I am currently reading a fascinating social psychological exploration of just how much we don’t like to engage in little things like telling the truth, repenting, confessing, and apologizing. It’s called Mistakes Were Made (But Not By Me): Why We Justify Foolish Beliefs, Bad Decisions, and Hurtful Acts. The title of the book draws on a phrase that has been used many times by politicians and religious leaders in public “apologies.” The passive third-person language in the phrase “mistakes were made,” though, essentially distances oneself from the act being apologized for. This work draws on lots of research to show how otherwise good people can get sucked into an escalating chain of irresponsible behavior because of the power of self-justification.
Self-justification is driven by what psychologists call cognitive dissonance, which is the painful tension or stress we feel when we have beliefs that conflict with the reality of who we are and what we do. So for example, we may believe that lying is wrong, that good people don’t lie, that we are a good person, and that therefore we shouldn’t be lying. So when we do lie, that causes us some inner tension that is unpleasant (so I’ve been told). To get out of the tension, or to resolve the dissonance, there are two basic options: we can confess and repent and all that, or we can just come up with good reasons why we needed to lie.

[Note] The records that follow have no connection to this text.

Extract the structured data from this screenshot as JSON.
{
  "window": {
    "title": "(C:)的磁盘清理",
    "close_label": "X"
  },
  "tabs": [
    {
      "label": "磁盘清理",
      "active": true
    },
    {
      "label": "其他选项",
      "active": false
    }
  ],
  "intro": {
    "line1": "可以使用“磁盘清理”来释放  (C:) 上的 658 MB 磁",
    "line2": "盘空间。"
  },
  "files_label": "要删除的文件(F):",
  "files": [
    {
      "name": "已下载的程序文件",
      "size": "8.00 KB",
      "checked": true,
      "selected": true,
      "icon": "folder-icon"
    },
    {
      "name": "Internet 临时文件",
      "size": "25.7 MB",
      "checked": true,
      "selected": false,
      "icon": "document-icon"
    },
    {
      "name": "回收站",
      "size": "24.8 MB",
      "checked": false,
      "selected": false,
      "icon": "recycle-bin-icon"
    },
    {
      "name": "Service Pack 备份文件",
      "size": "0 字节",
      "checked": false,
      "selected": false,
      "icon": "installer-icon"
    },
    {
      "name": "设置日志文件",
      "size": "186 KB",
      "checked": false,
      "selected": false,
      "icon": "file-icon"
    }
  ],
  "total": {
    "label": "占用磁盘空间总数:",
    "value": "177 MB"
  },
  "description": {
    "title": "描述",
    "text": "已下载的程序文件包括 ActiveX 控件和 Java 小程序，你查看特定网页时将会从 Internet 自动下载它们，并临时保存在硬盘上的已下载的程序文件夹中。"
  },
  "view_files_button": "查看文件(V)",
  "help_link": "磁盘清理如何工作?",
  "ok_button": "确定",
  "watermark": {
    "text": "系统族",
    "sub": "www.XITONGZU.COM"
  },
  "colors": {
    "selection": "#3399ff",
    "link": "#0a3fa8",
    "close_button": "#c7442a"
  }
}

She just wouldn’t understand.
He wouldn’t care anyway.
I deserve it.
They hurt me and so it evens out.
And so it goes. The ancient Israelite prophet had it right when he said that “the human heart is deceitful above all things” (Jer. 17:9). Lying to others isn’t that big of a deal when we are constantly lying to ourselves.
The other option is the path less followed, because it appears harder, but is actually much easier in the long-run. One of the reasons I try not to lie is because it just takes too much energy. The project of always trying to justify yourself is just too exhausting.
Which is where justification by faith comes in. The way of Christ is the opposite of the way of self-justification. Walking on the path of Christ means that we give up the project of always trying to be in the right and to prove our self-worth, and instead, we make the commitment to trust that God justifies us through God’s grace. We don’t have to spin a bunch of BS to save face, because we already acknowledge that we are sinners, and that God loves us regardless.
Which brings me to why I think its important to tell God we are sorry on a regular basis. It’s important because I think it is important to live in reality as much as we can, and the reality is that even though we are beloved children of God, friends of Jesus, and temples of the Holy Spirit, we’re also sinners and we have a tendency to think, say, and do lots of self-centered things. (Such as just now in writing that last sentence, my secret hope was that you’ll be impressed with my humility.)
I like worship services that begin with confession. Some people don’t, because they feel like they are a “downer.” Personally, a good solid prayer of confession at the beginning of worship tells me that the people leading worship here are serious about the intersection of the gospel and real life. On any given Sunday, chances are that at some point in the previous week I have sinned. Chances are high you wouldn’t have to go back long before worship began. Especially if my wife drove us to church.
Telling God we are sorry doesn’t mean that we think we are a worthless piece of crap or that we never doing anything right. It just means owning up to reality- to the reality of who we are (fragile and fickle) and the reality of who God is (merciful and steadfast). Confession isn’t about piling on guilt, its about letting go of baggage. It sets you free.
Rationalizations may save face, but confession will save your soul.